Sécurité vaccinale : point de l'OMS sur les vaccins contre les rotavirus et la dengue, la vaccination en cours de grossesse et les réactions de stress post-vaccinales
Le Comité consultatif mondial pour la sécurité des vaccins a été créé en 1999 à l'initiative de l'Organisation mondiale de la santé (OMS). Le but est de faire le point au niveau mondial sur les questions relatives à la sécurité des vaccins. Ce Comité se réunit 1 à 2 fois par an. Les conclusions de la 37ème réunion qui s'est déroulée en décembre 2017 viennent d'être publiées.
Trois sujets ont été examinés au cours de cette réunion : i) la surveillance des effets indésirables graves survenus après vaccination contre les rotavirus d'une part, et contre la dengue d'autre part, ii) la gestion des réactions de stress déclenchées par la vaccination et iii) la sécurité des vaccins au cours de la grossesse.
Par ailleurs, le site MesVaccins.net faisant partie du Réseau de Sécurité des Vaccins (Vaccine Safety Net) depuis 2017, il est de sa compétence de rapporter les conclusions du Comité consultatif mondial pour la sécurité des vaccins.
1. Surveillance des effets indésirables post-vaccinaux graves
1.1 Tolérance des vaccins contre les rotavirus : le bénéfice dans la prévention des gastro-entérites à rotavirus reste favorable
La vaccination contre les infections intestinales aiguës à rotavirus prévient les gastro-entérites chez les nourrissons. Le schéma vaccinal, qui débute chez le nourrisson âgé de 6 semaines, comporte 2 doses pour le vaccin Rotarix et 3 doses pour le vaccin Rotateq.

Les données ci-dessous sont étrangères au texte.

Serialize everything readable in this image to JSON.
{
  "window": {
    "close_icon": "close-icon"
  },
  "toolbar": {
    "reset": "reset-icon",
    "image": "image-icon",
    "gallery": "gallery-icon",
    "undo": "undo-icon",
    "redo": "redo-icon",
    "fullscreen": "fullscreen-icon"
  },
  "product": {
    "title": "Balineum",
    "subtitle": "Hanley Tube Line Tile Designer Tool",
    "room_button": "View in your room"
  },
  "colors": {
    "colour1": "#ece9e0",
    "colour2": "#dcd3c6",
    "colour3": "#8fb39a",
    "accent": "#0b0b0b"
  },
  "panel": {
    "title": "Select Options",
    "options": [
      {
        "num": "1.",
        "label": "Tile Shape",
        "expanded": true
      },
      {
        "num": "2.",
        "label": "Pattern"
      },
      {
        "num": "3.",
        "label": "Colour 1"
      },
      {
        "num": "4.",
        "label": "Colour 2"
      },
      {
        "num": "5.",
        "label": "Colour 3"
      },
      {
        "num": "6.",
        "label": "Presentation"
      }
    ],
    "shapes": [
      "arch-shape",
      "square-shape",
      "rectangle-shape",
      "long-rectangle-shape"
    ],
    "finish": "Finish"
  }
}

Les vaccins Rotateq et Rotarix sont associés à une augmentation du risque d'invagination intestinale aiguë, en particulier dans les 7 premiers jours suivant la première dose ; cette augmentation peut aller jusqu'à 6 cas additionnels pour 100.000 nourrissons vaccinés. Ce risque potentiel, indiqué dans le Résumé des Caractéristiques du Produit (RCP), justifie la mise en place d'une pharmacovigilance renforcée post-commercialisation des deux vaccins utilisés. Ces manifestations indésirables graves ont été observées dans des séries de cas (méthode épidémiologique où chaque cas est son propre témoin, niveau faible de preuve scientifique) et non au cours des essais cliniques contrôlés randomisés (niveau de preuve plus élevé) réalisés lors de l'évaluation de l'efficacité et de la tolérance des vaccins, c'est-à-dire avant leur commercialisation.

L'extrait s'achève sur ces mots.